Let’s face it, if Claude Giroux hadn’t laid a devastating hit on Patrice Bergeron in Game 4 of the Eastern Conference semifinals, Tyler Seguin would still be sitting in the press box.
Instead, Bergeron sat beside Marc Savard as the two watched the No. 2 overall pick in the draft dazzle the crowd and befuddle Dwayne Roloson and the Tampa Bay Lightning. Where would this series be if Bergeron hadn’t gotten hurt?
More than likely, they would be up, 2-0. There. I said it.
Seguin has had an impressive start to his playoff career, but this team is still better with a healthy Bergeron in the lineup. Bergeron is the most complete player on the team, a terrific two-way player who often does all the little things that don’t show up in the box score. The Bruins not only lost a lot of talent and 12 points through 11 playoff games, but a lot of hockey know how as well.
What’s more, Claude Julien was forced to alter his lines, including breaking up the incredibly successful third line of Rich Peverley, Chris Kelly and Michael Ryder, which carried the team offensively through much of the first round against Montreal. Bergeron’s linemates Brad Marchand and Mark Recchi had a combined seven goals and 11 assists with a plus-minus rating of plus-9. Since they have been centered by Kelly and Peverley in a game apiece, neither has recorded a point. Marchand is minus-3, while Recchi is minus-4 in the conference semifinals.
No doubt Seguin has put on a show, but there is a reason why he didn’t play in the first two series and it goes beyond the fact he had one point in his last 19 regular season games.

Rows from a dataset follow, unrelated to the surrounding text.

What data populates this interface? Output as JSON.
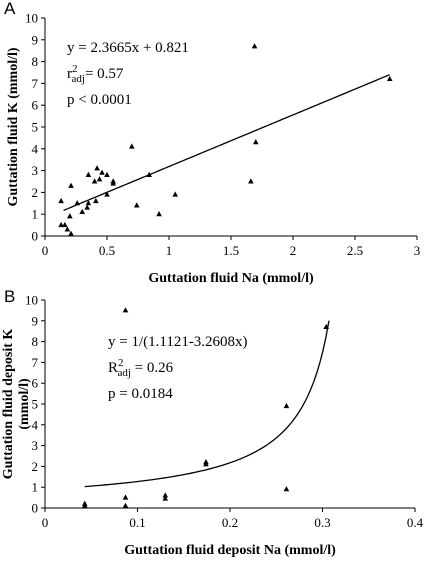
{
  "chart_data": [
    {
      "type": "scatter",
      "panel_label": "A",
      "xlabel": "Guttation fluid Na (mmol/l)",
      "ylabel": "Guttation fluid K (mmol/l)",
      "xlim": [
        0,
        3
      ],
      "ylim": [
        0,
        10
      ],
      "xticks": [
        "0",
        "0.5",
        "1",
        "1.5",
        "2",
        "2.5",
        "3"
      ],
      "yticks": [
        "0",
        "1",
        "2",
        "3",
        "4",
        "5",
        "6",
        "7",
        "8",
        "9",
        "10"
      ],
      "grid": false,
      "annotation": {
        "equation": "y = 2.3665x + 0.821",
        "r2_base": "r",
        "r2_sup": "2",
        "r2_sub": "adj",
        "r2_value": "= 0.57",
        "p": "p < 0.0001"
      },
      "fit": {
        "kind": "linear",
        "slope": 2.3665,
        "intercept": 0.821,
        "x_range": [
          0.15,
          2.78
        ]
      },
      "points": [
        [
          0.13,
          0.5
        ],
        [
          0.13,
          1.6
        ],
        [
          0.16,
          0.5
        ],
        [
          0.18,
          0.3
        ],
        [
          0.2,
          0.9
        ],
        [
          0.21,
          0.1
        ],
        [
          0.21,
          2.3
        ],
        [
          0.26,
          1.5
        ],
        [
          0.3,
          1.1
        ],
        [
          0.34,
          1.3
        ],
        [
          0.35,
          1.5
        ],
        [
          0.35,
          2.8
        ],
        [
          0.4,
          2.5
        ],
        [
          0.41,
          1.6
        ],
        [
          0.42,
          3.1
        ],
        [
          0.44,
          2.6
        ],
        [
          0.46,
          2.9
        ],
        [
          0.5,
          1.9
        ],
        [
          0.5,
          2.8
        ],
        [
          0.55,
          2.5
        ],
        [
          0.55,
          2.4
        ],
        [
          0.7,
          4.1
        ],
        [
          0.74,
          1.4
        ],
        [
          0.84,
          2.8
        ],
        [
          0.92,
          1.0
        ],
        [
          1.05,
          1.9
        ],
        [
          1.66,
          2.5
        ],
        [
          1.69,
          8.7
        ],
        [
          1.7,
          4.3
        ],
        [
          2.78,
          7.2
        ]
      ]
    },
    {
      "type": "scatter",
      "panel_label": "B",
      "xlabel": "Guttation fluid deposit Na (mmol/l)",
      "ylabel_line1": "Guttation fluid deposit K",
      "ylabel_line2": "(mmol/l)",
      "xlim": [
        0,
        0.4
      ],
      "ylim": [
        0,
        10
      ],
      "xticks": [
        "0",
        "0.1",
        "0.2",
        "0.3",
        "0.4"
      ],
      "yticks": [
        "0",
        "1",
        "2",
        "3",
        "4",
        "5",
        "6",
        "7",
        "8",
        "9",
        "10"
      ],
      "grid": false,
      "annotation": {
        "equation": "y = 1/(1.1121-3.2608x)",
        "r2_base": "R",
        "r2_sup": "2",
        "r2_sub": "adj",
        "r2_value": " = 0.26",
        "p": "p = 0.0184"
      },
      "fit": {
        "kind": "reciprocal",
        "a": 1.1121,
        "b": 3.2608,
        "x_range": [
          0.043,
          0.307
        ]
      },
      "points": [
        [
          0.043,
          0.1
        ],
        [
          0.043,
          0.2
        ],
        [
          0.087,
          0.1
        ],
        [
          0.087,
          0.5
        ],
        [
          0.087,
          9.5
        ],
        [
          0.13,
          0.45
        ],
        [
          0.13,
          0.6
        ],
        [
          0.174,
          2.1
        ],
        [
          0.174,
          2.2
        ],
        [
          0.261,
          0.9
        ],
        [
          0.261,
          4.9
        ],
        [
          0.304,
          8.7
        ]
      ]
    }
  ]
}
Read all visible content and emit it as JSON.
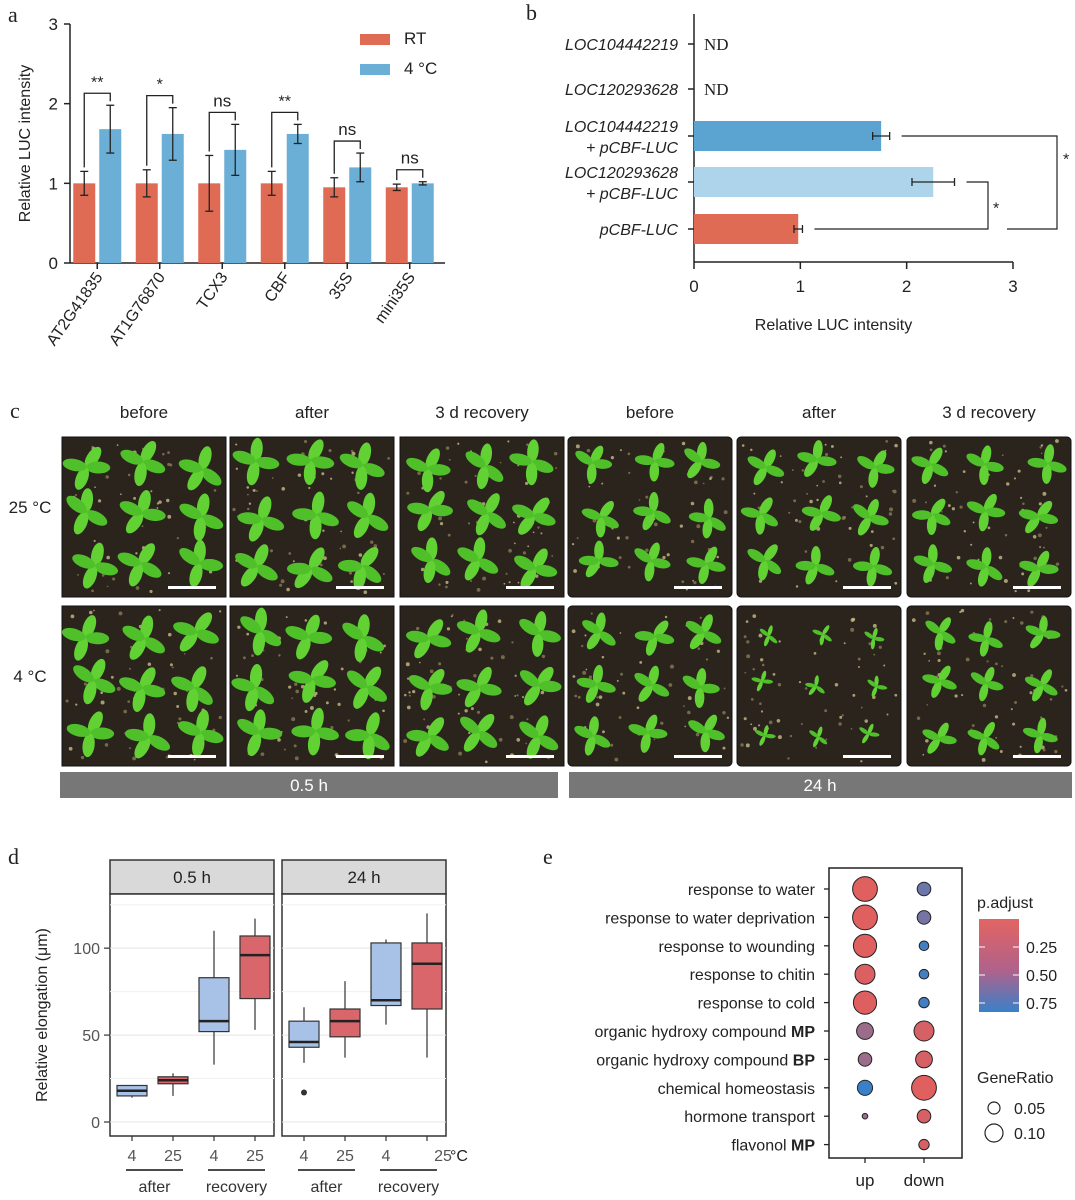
{
  "panels": {
    "a": "a",
    "b": "b",
    "c": "c",
    "d": "d",
    "e": "e"
  },
  "colors": {
    "rt": "#e06b55",
    "cold": "#6baed6",
    "loc1": "#5ba3d0",
    "loc2": "#aed4eb",
    "box_blue": "#a7c2e6",
    "box_red": "#d9666b",
    "strip": "#d9d9d9",
    "bar_grey": "#777777"
  },
  "chart_data": [
    {
      "id": "a",
      "type": "bar",
      "title": "",
      "ylabel": "Relative LUC intensity",
      "xlabel": "",
      "ylim": [
        0,
        3
      ],
      "yticks": [
        0,
        1,
        2,
        3
      ],
      "categories": [
        "AT2G41835",
        "AT1G76870",
        "TCX3",
        "CBF",
        "35S",
        "mini35S"
      ],
      "series": [
        {
          "name": "RT",
          "values": [
            1.0,
            1.0,
            1.0,
            1.0,
            0.95,
            0.95
          ],
          "errors": [
            0.15,
            0.17,
            0.35,
            0.15,
            0.12,
            0.04
          ]
        },
        {
          "name": "4 °C",
          "values": [
            1.68,
            1.62,
            1.42,
            1.62,
            1.2,
            1.0
          ],
          "errors": [
            0.3,
            0.33,
            0.32,
            0.12,
            0.18,
            0.02
          ]
        }
      ],
      "significance": [
        "**",
        "*",
        "ns",
        "**",
        "ns",
        "ns"
      ],
      "legend": "top-right"
    },
    {
      "id": "b",
      "type": "bar",
      "orientation": "horizontal",
      "title": "",
      "xlabel": "Relative LUC intensity",
      "ylabel": "",
      "xlim": [
        0,
        3
      ],
      "xticks": [
        0,
        1,
        2,
        3
      ],
      "categories": [
        {
          "line1": "LOC104442219",
          "line2": ""
        },
        {
          "line1": "LOC120293628",
          "line2": ""
        },
        {
          "line1": "LOC104442219",
          "line2": "+ pCBF-LUC"
        },
        {
          "line1": "LOC120293628",
          "line2": "+ pCBF-LUC"
        },
        {
          "line1": "pCBF-LUC",
          "line2": ""
        }
      ],
      "values": [
        null,
        null,
        1.76,
        2.25,
        0.98
      ],
      "errors": [
        null,
        null,
        0.08,
        0.2,
        0.04
      ],
      "nd_label": "ND",
      "significance": [
        "*",
        "*"
      ]
    },
    {
      "id": "d",
      "type": "box",
      "ylabel": "Relative elongation (μm)",
      "ylim": [
        0,
        130
      ],
      "yticks": [
        0,
        50,
        100
      ],
      "facets": [
        "0.5 h",
        "24 h"
      ],
      "groups": [
        {
          "facet": 0,
          "temp": "4",
          "stage": "after",
          "color": "blue",
          "min": 14,
          "q1": 15,
          "median": 18,
          "q3": 21,
          "max": 21,
          "outliers": []
        },
        {
          "facet": 0,
          "temp": "25",
          "stage": "after",
          "color": "red",
          "min": 15,
          "q1": 22,
          "median": 24,
          "q3": 26,
          "max": 28,
          "outliers": []
        },
        {
          "facet": 0,
          "temp": "4",
          "stage": "recovery",
          "color": "blue",
          "min": 33,
          "q1": 52,
          "median": 58,
          "q3": 83,
          "max": 110,
          "outliers": []
        },
        {
          "facet": 0,
          "temp": "25",
          "stage": "recovery",
          "color": "red",
          "min": 53,
          "q1": 71,
          "median": 96,
          "q3": 107,
          "max": 117,
          "outliers": []
        },
        {
          "facet": 1,
          "temp": "4",
          "stage": "after",
          "color": "blue",
          "min": 34,
          "q1": 43,
          "median": 46,
          "q3": 58,
          "max": 66,
          "outliers": [
            17
          ]
        },
        {
          "facet": 1,
          "temp": "25",
          "stage": "after",
          "color": "red",
          "min": 37,
          "q1": 49,
          "median": 58,
          "q3": 65,
          "max": 81,
          "outliers": []
        },
        {
          "facet": 1,
          "temp": "4",
          "stage": "recovery",
          "color": "blue",
          "min": 56,
          "q1": 67,
          "median": 70,
          "q3": 103,
          "max": 105,
          "outliers": []
        },
        {
          "facet": 1,
          "temp": "25",
          "stage": "recovery",
          "color": "red",
          "min": 37,
          "q1": 65,
          "median": 91,
          "q3": 103,
          "max": 120,
          "outliers": []
        }
      ],
      "x_unit": "°C",
      "stage_labels": [
        "after",
        "recovery"
      ]
    },
    {
      "id": "e",
      "type": "scatter",
      "subtype": "dotplot",
      "columns": [
        "up",
        "down"
      ],
      "terms": [
        {
          "pre": "response to water",
          "bold": ""
        },
        {
          "pre": "response to water deprivation",
          "bold": ""
        },
        {
          "pre": "response to wounding",
          "bold": ""
        },
        {
          "pre": "response to chitin",
          "bold": ""
        },
        {
          "pre": "response to cold",
          "bold": ""
        },
        {
          "pre": "organic hydroxy compound ",
          "bold": "MP"
        },
        {
          "pre": "organic hydroxy compound ",
          "bold": "BP"
        },
        {
          "pre": "chemical homeostasis",
          "bold": ""
        },
        {
          "pre": "hormone transport",
          "bold": ""
        },
        {
          "pre": "flavonol ",
          "bold": "MP"
        }
      ],
      "points": [
        {
          "term": 0,
          "col": 0,
          "gene_ratio": 0.13,
          "p_adjust": 0.05
        },
        {
          "term": 0,
          "col": 1,
          "gene_ratio": 0.06,
          "p_adjust": 0.65
        },
        {
          "term": 1,
          "col": 0,
          "gene_ratio": 0.13,
          "p_adjust": 0.05
        },
        {
          "term": 1,
          "col": 1,
          "gene_ratio": 0.06,
          "p_adjust": 0.6
        },
        {
          "term": 2,
          "col": 0,
          "gene_ratio": 0.12,
          "p_adjust": 0.05
        },
        {
          "term": 2,
          "col": 1,
          "gene_ratio": 0.035,
          "p_adjust": 0.85
        },
        {
          "term": 3,
          "col": 0,
          "gene_ratio": 0.1,
          "p_adjust": 0.08
        },
        {
          "term": 3,
          "col": 1,
          "gene_ratio": 0.035,
          "p_adjust": 0.85
        },
        {
          "term": 4,
          "col": 0,
          "gene_ratio": 0.12,
          "p_adjust": 0.06
        },
        {
          "term": 4,
          "col": 1,
          "gene_ratio": 0.04,
          "p_adjust": 0.85
        },
        {
          "term": 5,
          "col": 0,
          "gene_ratio": 0.08,
          "p_adjust": 0.4
        },
        {
          "term": 5,
          "col": 1,
          "gene_ratio": 0.1,
          "p_adjust": 0.1
        },
        {
          "term": 6,
          "col": 0,
          "gene_ratio": 0.06,
          "p_adjust": 0.4
        },
        {
          "term": 6,
          "col": 1,
          "gene_ratio": 0.08,
          "p_adjust": 0.1
        },
        {
          "term": 7,
          "col": 0,
          "gene_ratio": 0.07,
          "p_adjust": 0.9
        },
        {
          "term": 7,
          "col": 1,
          "gene_ratio": 0.13,
          "p_adjust": 0.05
        },
        {
          "term": 8,
          "col": 0,
          "gene_ratio": 0.01,
          "p_adjust": 0.4
        },
        {
          "term": 8,
          "col": 1,
          "gene_ratio": 0.06,
          "p_adjust": 0.1
        },
        {
          "term": 9,
          "col": 1,
          "gene_ratio": 0.04,
          "p_adjust": 0.1
        }
      ],
      "legend_color_title": "p.adjust",
      "color_ticks": [
        "0.25",
        "0.50",
        "0.75"
      ],
      "legend_size_title": "GeneRatio",
      "size_ticks": [
        "0.05",
        "0.10"
      ]
    }
  ],
  "panel_c": {
    "columns": [
      "before",
      "after",
      "3 d recovery",
      "before",
      "after",
      "3 d recovery"
    ],
    "rows": [
      "25 °C",
      "4 °C"
    ],
    "time_bars": [
      "0.5 h",
      "24 h"
    ],
    "plant_density": [
      [
        1,
        1,
        0.95,
        0.8,
        0.8,
        0.8
      ],
      [
        1,
        1,
        0.95,
        0.8,
        0.35,
        0.7
      ]
    ]
  }
}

The 19-year-old has immense offensive talent, but proved not to have the stamina to withstand a season-long NHL pounding and has not shown an ability to play consistent two-way hockey.
An unfortunate incident gave him his shot and he’s running with it with some heroics, but overall, in the long run, the team would have been better served to have Bergeron healthy.
Luckiest injury in playoff history? No way. Luckiest injury for Tyler Seguin? You bet.
Series saved by Thomas!
As much praise as the Bruins offense is getting, it can be forgotten that probably the reason why the Bruins are not down 0-2 is because of the efforts of Tim Thomas, who put in maybe the most spectacular efforts by a goaltender than has given up five regulation time goals in hockey history.
Thomas rebounded from a lackluster Game 1 with a stand-on-your head performance in a Game 2 that more resembled a no rules pond hockey game than an NHL playoff contest.
Did he allow a couple softies? Yes, he did. But at the same time, he made some very big saves when they were needed most, including in the final seconds of the game as the Lightning made a last-ditch effort to send it to overtime.
Allowing nine goals in the past two games has ballooned Thomas’ postseason goals allowed average to 2.39. Yep. Just 2.39. Considering he’s posted a career 2.26 GAA against Tampa Bay and has been sparkling on the road this year (4-1 in these playoffs, 17-6, 2.15 GAA in the regular season on the road), don’t expect another five goal game.